I’m not trying to make myself out to be some sort of maternal and academic hero, here. I am perpetually only ever two steps away from dropping all of my chaotically spinning plates … but its most often been a fun juggling act.

I also wish I’d known that there will never be a perfect time to undertake an adventure like this. The demands of my job role suggest that the particulars of procreation should occur within a defined calendar window: to make sure birth occurs after the exam and resit windows, before module preparation begins: ideally somewhere between the waning of May and the sunset of July. This time I am ditching these (felt, or otherwise) expectations and throwing caution to the wind. What will be, will be.

I kind-of wish I’d known — in those terrifying early days — that confidence, ability, and sheer-blagging-it-skills appear from nowhere, unbidden, that first year. I was always concerned I would be a terrible mother, but Delightful Alien seems to be alive and flourishing. He’s certainly heavier. Today he learned how to say “bum” and “this one”: exploits which should provide hours of future fun.

Importantly, though, he isn’t doing well because I am good or bad, worthy or unworthy – because I have my shit together, or not – but because he is surrounded by a village of people who love us and help me and don’t mind when he uses their coasters as frisbees and pulls their guide dog’s tail. This makes me think about lots of things I wish I’d known round about the Autumn of 2015:

I wish I’d known that it was ok to ask for help.

I wish I’d known that my body takes to pregnancy like Trump takes to presidency – like a stumbling, dizzy buffoon confused by its own processes, only ever a couple of steps in front of catastrophe.

I wish I’d known — relatedly — that you can survive for approximately three months on butterscotch Angel Delight, alone. I don’t advocate this approach to pregnancy.

I wish I’d known that formula is not the enemy.

I wish I’d known the sleeping when they sleep is excellent advice. (Moreover I wish I currently followed this advice, rather than deciding to spend the hour long Alien naps gazing at my phone).

I wish I’d known about Anbesol for teething.

I wish I’d known that seeing a therapist is not self-indulgent.

I wish I’d known that babies can pee vertically, but that if they do, and it goes on the light switch, it is generally safe to wipe it off without getting electrocuted.

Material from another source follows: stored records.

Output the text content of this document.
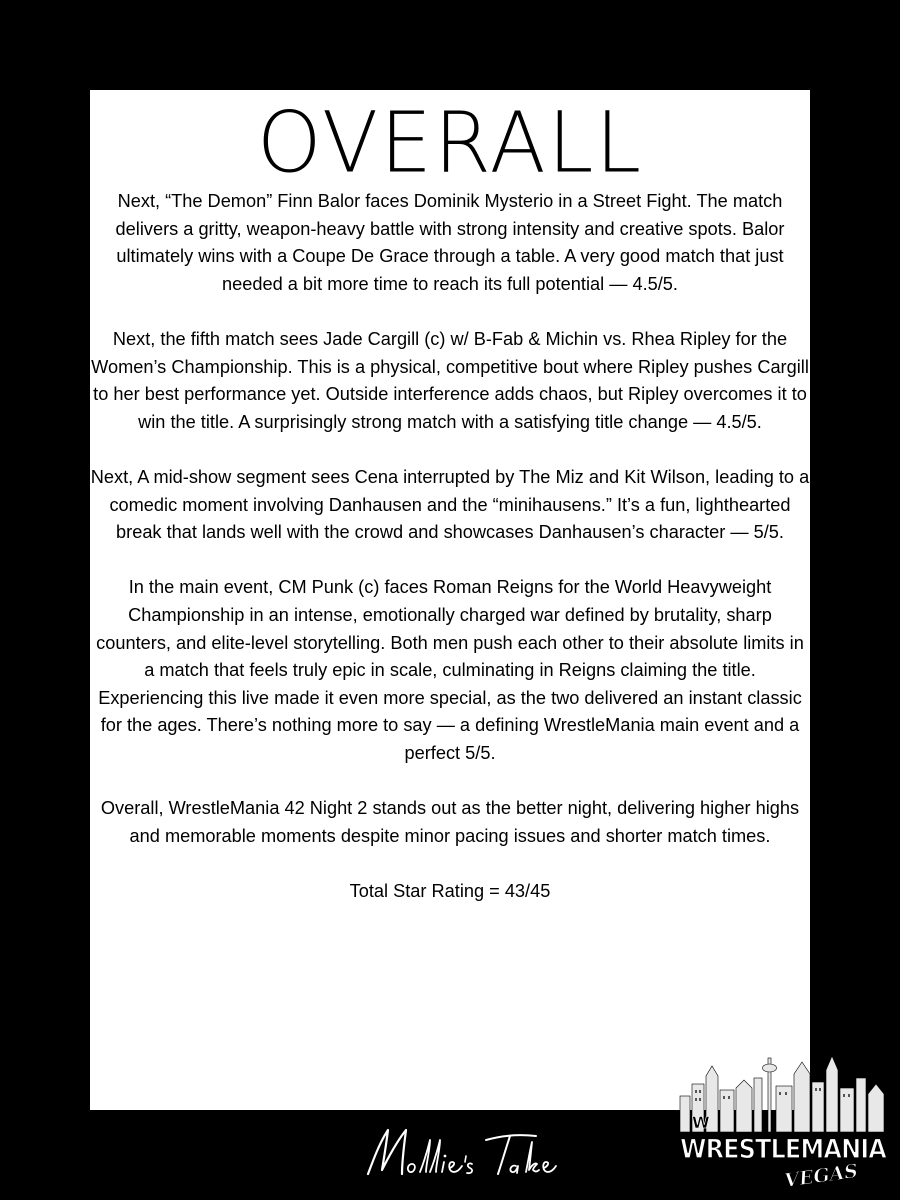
OVERALL

Next, “The Demon” Finn Balor faces Dominik Mysterio in a Street Fight. The match delivers a gritty, weapon-heavy battle with strong intensity and creative spots. Balor ultimately wins with a Coupe De Grace through a table. A very good match that just needed a bit more time to reach its full potential — 4.5/5.

Next, the fifth match sees Jade Cargill (c) w/ B-Fab & Michin vs. Rhea Ripley for the Women’s Championship. This is a physical, competitive bout where Ripley pushes Cargill to her best performance yet. Outside interference adds chaos, but Ripley overcomes it to win the title. A surprisingly strong match with a satisfying title change — 4.5/5.

Next, A mid-show segment sees Cena interrupted by The Miz and Kit Wilson, leading to a comedic moment involving Danhausen and the “minihausens.” It’s a fun, lighthearted break that lands well with the crowd and showcases Danhausen’s character — 5/5.

In the main event, CM Punk (c) faces Roman Reigns for the World Heavyweight Championship in an intense, emotionally charged war defined by brutality, sharp counters, and elite-level storytelling. Both men push each other to their absolute limits in a match that feels truly epic in scale, culminating in Reigns claiming the title. Experiencing this live made it even more special, as the two delivered an instant classic for the ages. There’s nothing more to say — a defining WrestleMania main event and a perfect 5/5.

Overall, WrestleMania 42 Night 2 stands out as the better night, delivering higher highs and memorable moments despite minor pacing issues and shorter match times.

Total Star Rating = 43/45

W
WRESTLEMANIA
VEGAS
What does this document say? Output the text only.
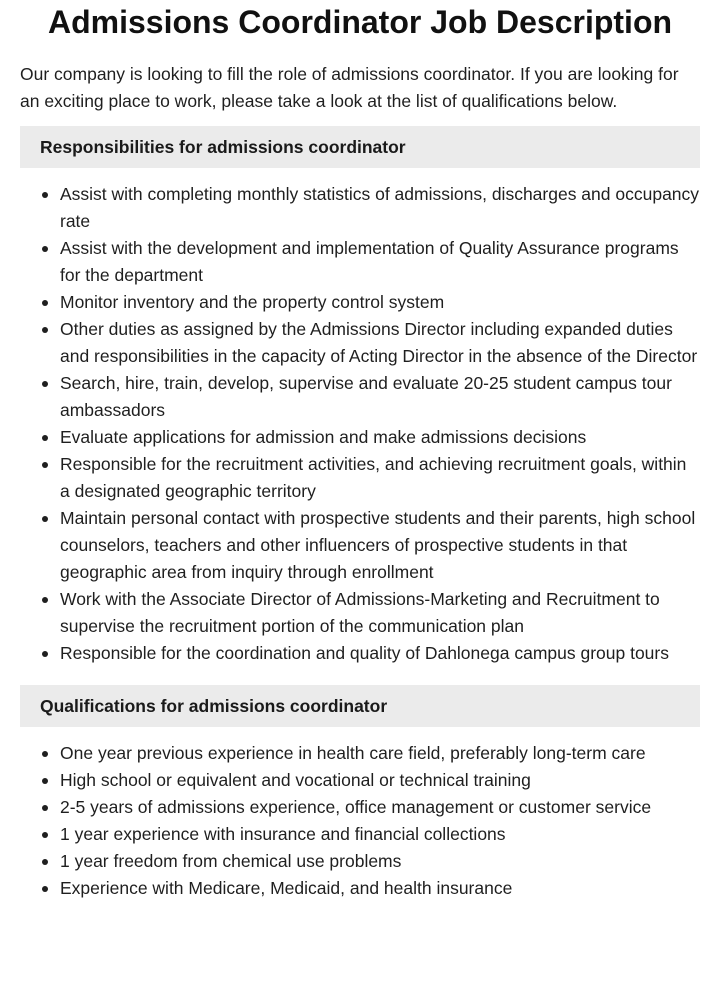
Admissions Coordinator Job Description

Our company is looking to fill the role of admissions coordinator. If you are looking for an exciting place to work, please take a look at the list of qualifications below.

Responsibilities for admissions coordinator
Assist with completing monthly statistics of admissions, discharges and occupancy rate
Assist with the development and implementation of Quality Assurance programs for the department
Monitor inventory and the property control system
Other duties as assigned by the Admissions Director including expanded duties and responsibilities in the capacity of Acting Director in the absence of the Director
Search, hire, train, develop, supervise and evaluate 20-25 student campus tour ambassadors
Evaluate applications for admission and make admissions decisions
Responsible for the recruitment activities, and achieving recruitment goals, within a designated geographic territory
Maintain personal contact with prospective students and their parents, high school counselors, teachers and other influencers of prospective students in that geographic area from inquiry through enrollment
Work with the Associate Director of Admissions-Marketing and Recruitment to supervise the recruitment portion of the communication plan
Responsible for the coordination and quality of Dahlonega campus group tours
Qualifications for admissions coordinator
One year previous experience in health care field, preferably long-term care
High school or equivalent and vocational or technical training
2-5 years of admissions experience, office management or customer service
1 year experience with insurance and financial collections
1 year freedom from chemical use problems
Experience with Medicare, Medicaid, and health insurance
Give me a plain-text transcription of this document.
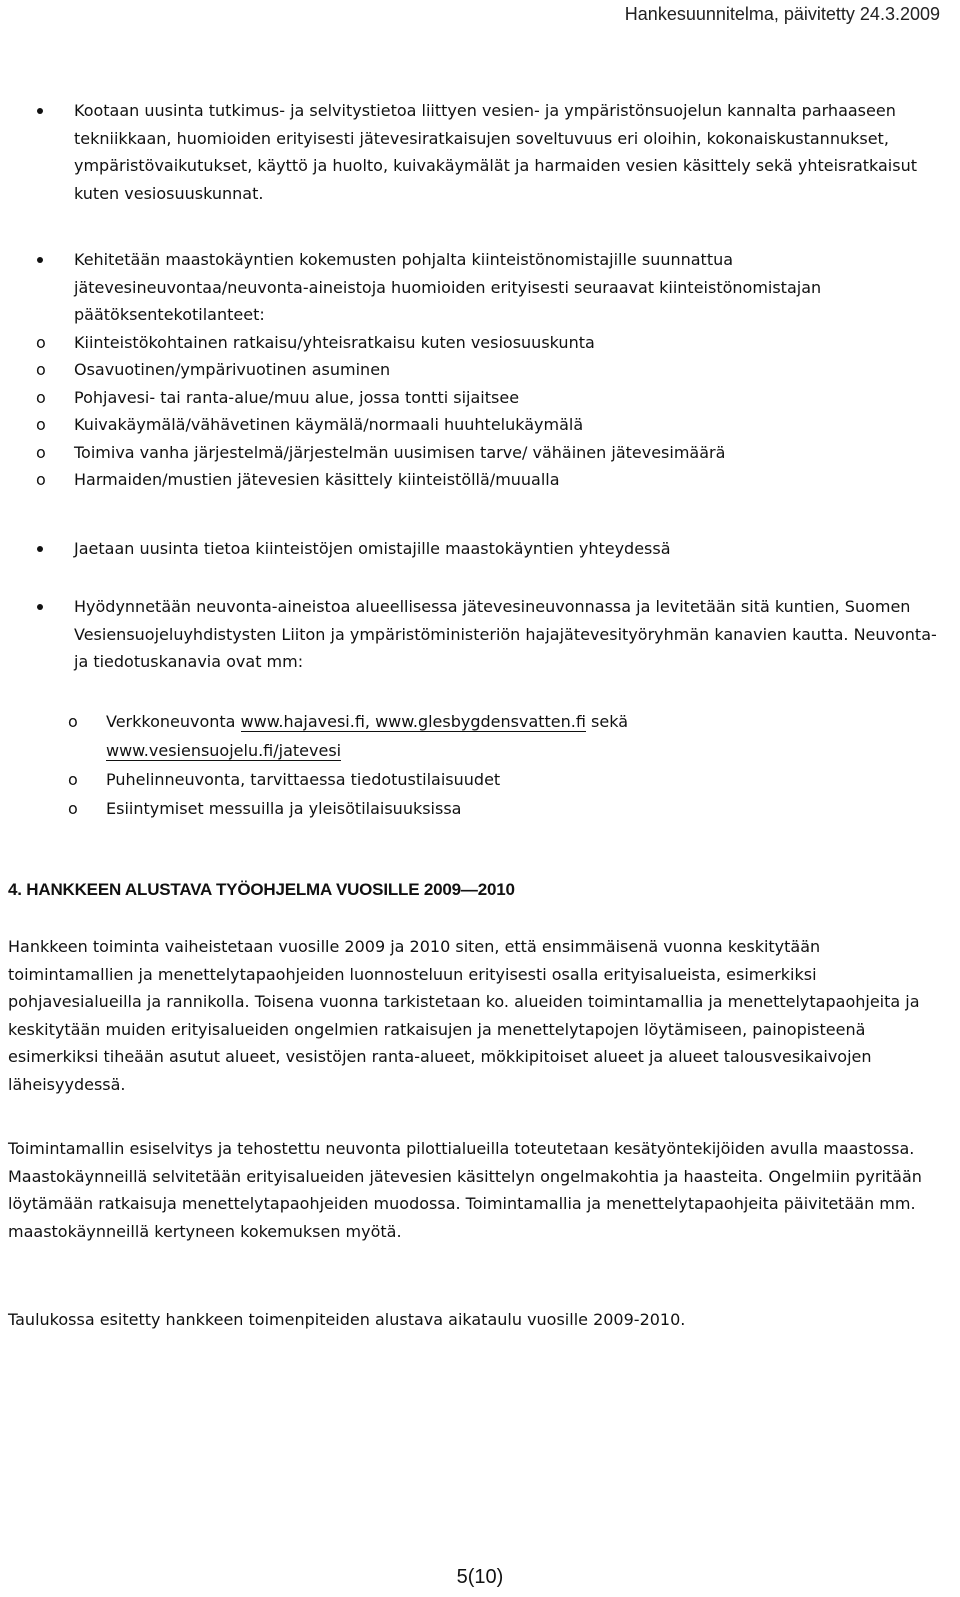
Hankesuunnitelma, päivitetty 24.3.2009

Kootaan uusinta tutkimus- ja selvitystietoa liittyen vesien- ja ympäristönsuojelun kannalta parhaaseen tekniikkaan, huomioiden erityisesti jätevesiratkaisujen soveltuvuus eri oloihin, kokonaiskustannukset, ympäristövaikutukset, käyttö ja huolto, kuivakäymälät ja harmaiden vesien käsittely sekä yhteisratkaisut kuten vesiosuuskunnat.

Kehitetään maastokäyntien kokemusten pohjalta kiinteistönomistajille suunnattua jätevesineuvontaa/neuvonta-aineistoja huomioiden erityisesti seuraavat kiinteistönomistajan päätöksentekotilanteet:

o Kiinteistökohtainen ratkaisu/yhteisratkaisu kuten vesiosuuskunta
o Osavuotinen/ympärivuotinen asuminen
o Pohjavesi- tai ranta-alue/muu alue, jossa tontti sijaitsee
o Kuivakäymälä/vähävetinen käymälä/normaali huuhtelukäymälä
o Toimiva vanha järjestelmä/järjestelmän uusimisen tarve/ vähäinen jätevesimäärä
o Harmaiden/mustien jätevesien käsittely kiinteistöllä/muualla

Jaetaan uusinta tietoa kiinteistöjen omistajille maastokäyntien yhteydessä

Hyödynnetään neuvonta-aineistoa alueellisessa jätevesineuvonnassa ja levitetään sitä kuntien, Suomen Vesiensuojeluyhdistysten Liiton ja ympäristöministeriön hajajätevesityöryhmän kanavien kautta. Neuvonta- ja tiedotuskanavia ovat mm:

o Verkkoneuvonta www.hajavesi.fi, www.glesbygdensvatten.fi sekä
www.vesiensuojelu.fi/jatevesi
o Puhelinneuvonta, tarvittaessa tiedotustilaisuudet
o Esiintymiset messuilla ja yleisötilaisuuksissa
4. HANKKEEN ALUSTAVA TYÖOHJELMA VUOSILLE 2009—2010

Hankkeen toiminta vaiheistetaan vuosille 2009 ja 2010 siten, että ensimmäisenä vuonna keskitytään toimintamallien ja menettelytapaohjeiden luonnosteluun erityisesti osalla erityisalueista, esimerkiksi pohjavesialueilla ja rannikolla. Toisena vuonna tarkistetaan ko. alueiden toimintamallia ja menettelytapaohjeita ja keskitytään muiden erityisalueiden ongelmien ratkaisujen ja menettelytapojen löytämiseen, painopisteenä esimerkiksi tiheään asutut alueet, vesistöjen ranta-alueet, mökkipitoiset alueet ja alueet talousvesikaivojen läheisyydessä.

Toimintamallin esiselvitys ja tehostettu neuvonta pilottialueilla toteutetaan kesätyöntekijöiden avulla maastossa. Maastokäynneillä selvitetään erityisalueiden jätevesien käsittelyn ongelmakohtia ja haasteita. Ongelmiin pyritään löytämään ratkaisuja menettelytapaohjeiden muodossa. Toimintamallia ja menettelytapaohjeita päivitetään mm. maastokäynneillä kertyneen kokemuksen myötä.

Taulukossa esitetty hankkeen toimenpiteiden alustava aikataulu vuosille 2009-2010.

5(10)
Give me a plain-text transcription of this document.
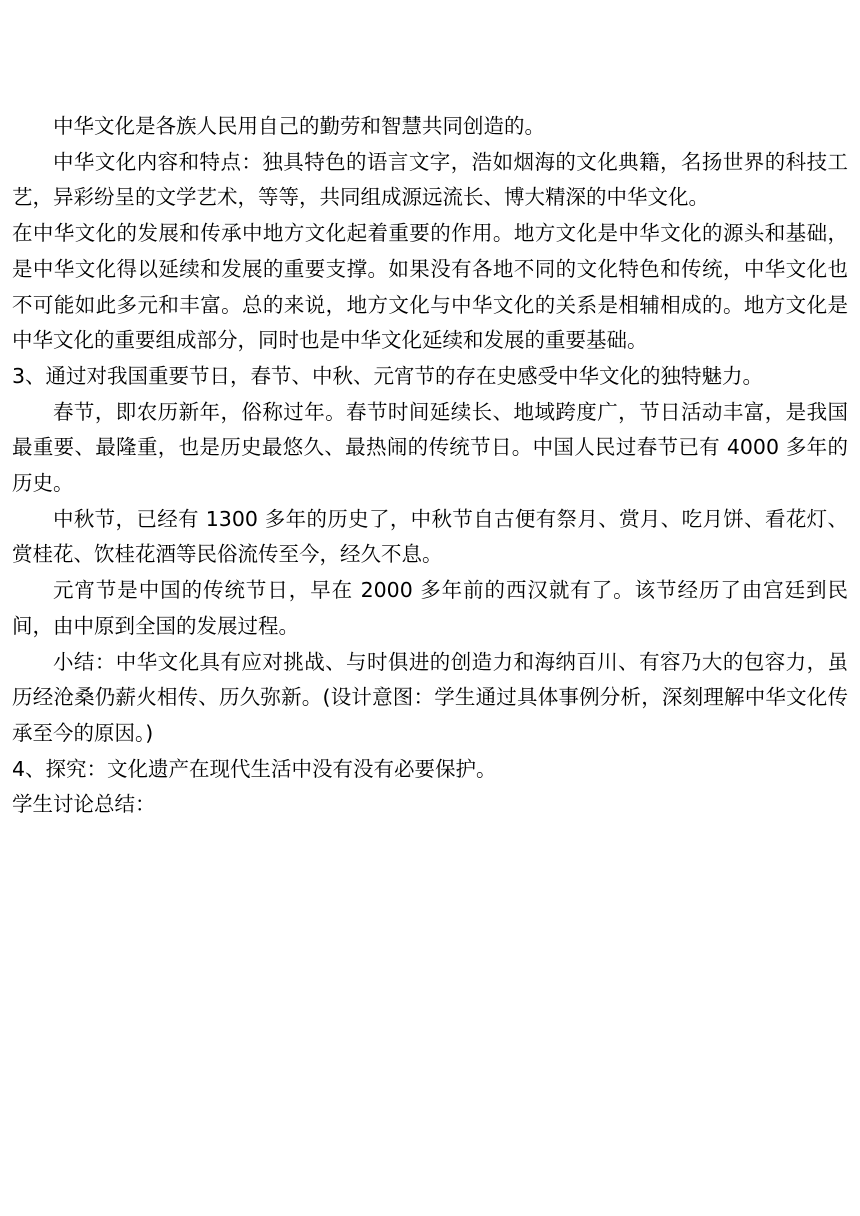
中华文化是各族人民用自己的勤劳和智慧共同创造的。

中华文化内容和特点：独具特色的语言文字，浩如烟海的文化典籍，名扬世界的科技工艺，异彩纷呈的文学艺术，等等，共同组成源远流长、博大精深的中华文化。

在中华文化的发展和传承中地方文化起着重要的作用。地方文化是中华文化的源头和基础，是中华文化得以延续和发展的重要支撑。如果没有各地不同的文化特色和传统，中华文化也不可能如此多元和丰富。总的来说，地方文化与中华文化的关系是相辅相成的。地方文化是中华文化的重要组成部分，同时也是中华文化延续和发展的重要基础。

3、通过对我国重要节日，春节、中秋、元宵节的存在史感受中华文化的独特魅力。

春节，即农历新年，俗称过年。春节时间延续长、地域跨度广，节日活动丰富，是我国最重要、最隆重，也是历史最悠久、最热闹的传统节日。中国人民过春节已有 4000 多年的历史。

中秋节，已经有 1300 多年的历史了，中秋节自古便有祭月、赏月、吃月饼、看花灯、赏桂花、饮桂花酒等民俗流传至今，经久不息。

元宵节是中国的传统节日，早在 2000 多年前的西汉就有了。该节经历了由宫廷到民间，由中原到全国的发展过程。

小结：中华文化具有应对挑战、与时俱进的创造力和海纳百川、有容乃大的包容力，虽历经沧桑仍薪火相传、历久弥新。(设计意图：学生通过具体事例分析，深刻理解中华文化传承至今的原因。)

4、探究：文化遗产在现代生活中没有没有必要保护。

学生讨论总结：
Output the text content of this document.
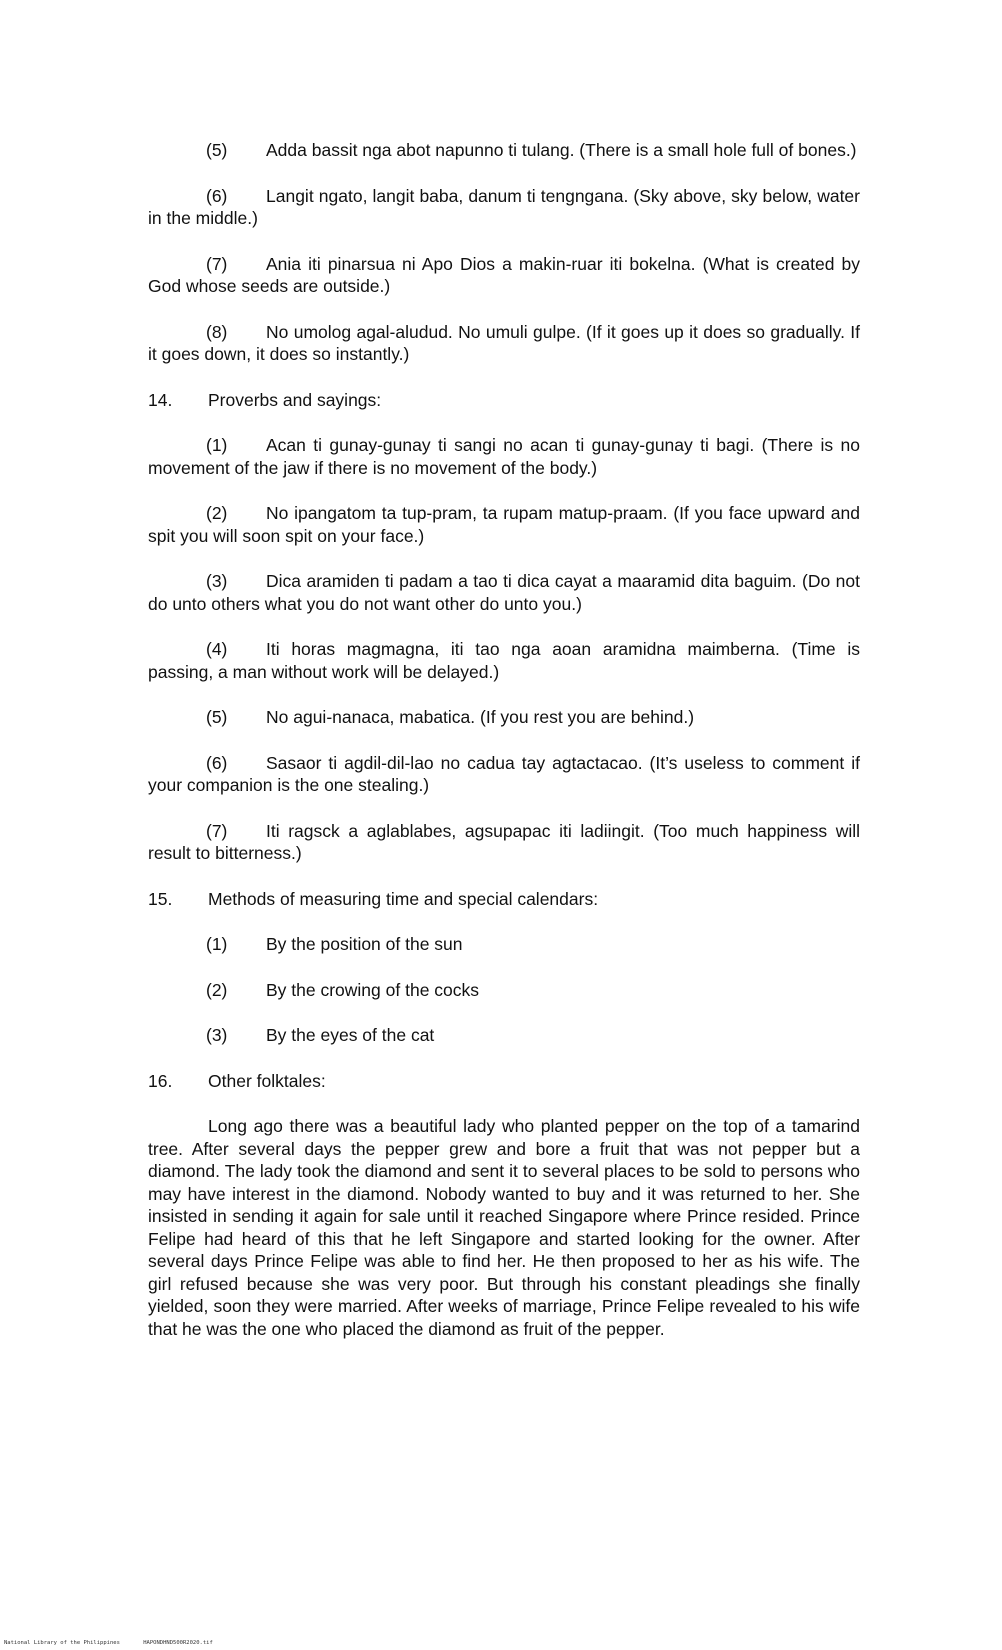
(5) Adda bassit nga abot napunno ti tulang. (There is a small hole full of bones.)
(6) Langit ngato, langit baba, danum ti tengngana. (Sky above, sky below, water in the middle.)
(7) Ania iti pinarsua ni Apo Dios a makin-ruar iti bokelna. (What is created by God whose seeds are outside.)
(8) No umolog agal-aludud. No umuli gulpe. (If it goes up it does so gradually. If it goes down, it does so instantly.)
14. Proverbs and sayings:
(1) Acan ti gunay-gunay ti sangi no acan ti gunay-gunay ti bagi. (There is no movement of the jaw if there is no movement of the body.)
(2) No ipangatom ta tup-pram, ta rupam matup-praam. (If you face upward and spit you will soon spit on your face.)
(3) Dica aramiden ti padam a tao ti dica cayat a maaramid dita baguim. (Do not do unto others what you do not want other do unto you.)
(4) Iti horas magmagna, iti tao nga aoan aramidna maimberna. (Time is passing, a man without work will be delayed.)
(5) No agui-nanaca, mabatica. (If you rest you are behind.)
(6) Sasaor ti agdil-dil-lao no cadua tay agtactacao. (It’s useless to comment if your companion is the one stealing.)
(7) Iti ragsck a aglablabes, agsupapac iti ladiingit. (Too much happiness will result to bitterness.)
15. Methods of measuring time and special calendars:
(1) By the position of the sun
(2) By the crowing of the cocks
(3) By the eyes of the cat
16. Other folktales:
Long ago there was a beautiful lady who planted pepper on the top of a tamarind tree. After several days the pepper grew and bore a fruit that was not pepper but a diamond. The lady took the diamond and sent it to several places to be sold to persons who may have interest in the diamond. Nobody wanted to buy and it was returned to her. She insisted in sending it again for sale until it reached Singapore where Prince resided. Prince Felipe had heard of this that he left Singapore and started looking for the owner. After several days Prince Felipe was able to find her. He then proposed to her as his wife. The girl refused because she was very poor. But through his constant pleadings she finally yielded, soon they were married. After weeks of marriage, Prince Felipe revealed to his wife that he was the one who placed the diamond as fruit of the pepper.
National Library of the Philippines	HAPONDHND500R2020.tif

I wish I’d known that it is not necessary to BUY ALL THE THINGS.

I wish I’d known about nipple shields, though.

I wish I’d known that you can say no to health visitors, especially when they give you snidey-side-eye glances while telling you CMPA doesn’t exist.

I wish I’d known that M&S does have a lift, but it’s hidden at the back of the Food Hall.

I wish I’d known that it all works out in the end, and I that I am probably not psychologically damaging this infant in a way that will require years of expensive therapy … well, perhaps just a few sessions.

(The real irony here is that I’m writing this at 1am, while the Sleep-Stealing Alien is snoozing peacefully by my side).

Mostly, I wish I’d have known that amongst all the chaos and uncertainty, amidst difficult choices about work and life, money and sanity, it all works out, it all finds a level. Neither the Sleep-Stealing one, nor my work commitments demand super-human ability. We are all just muddling through. I didn’t know it before, but I think I am learning to be fine with this. Who knows what will happen next, what crazy decisions I will embark upon (it’s all to play for: two Tiny Aliens, a foreign country, Post-Doc opportunities, etc. Challenge Accepted.)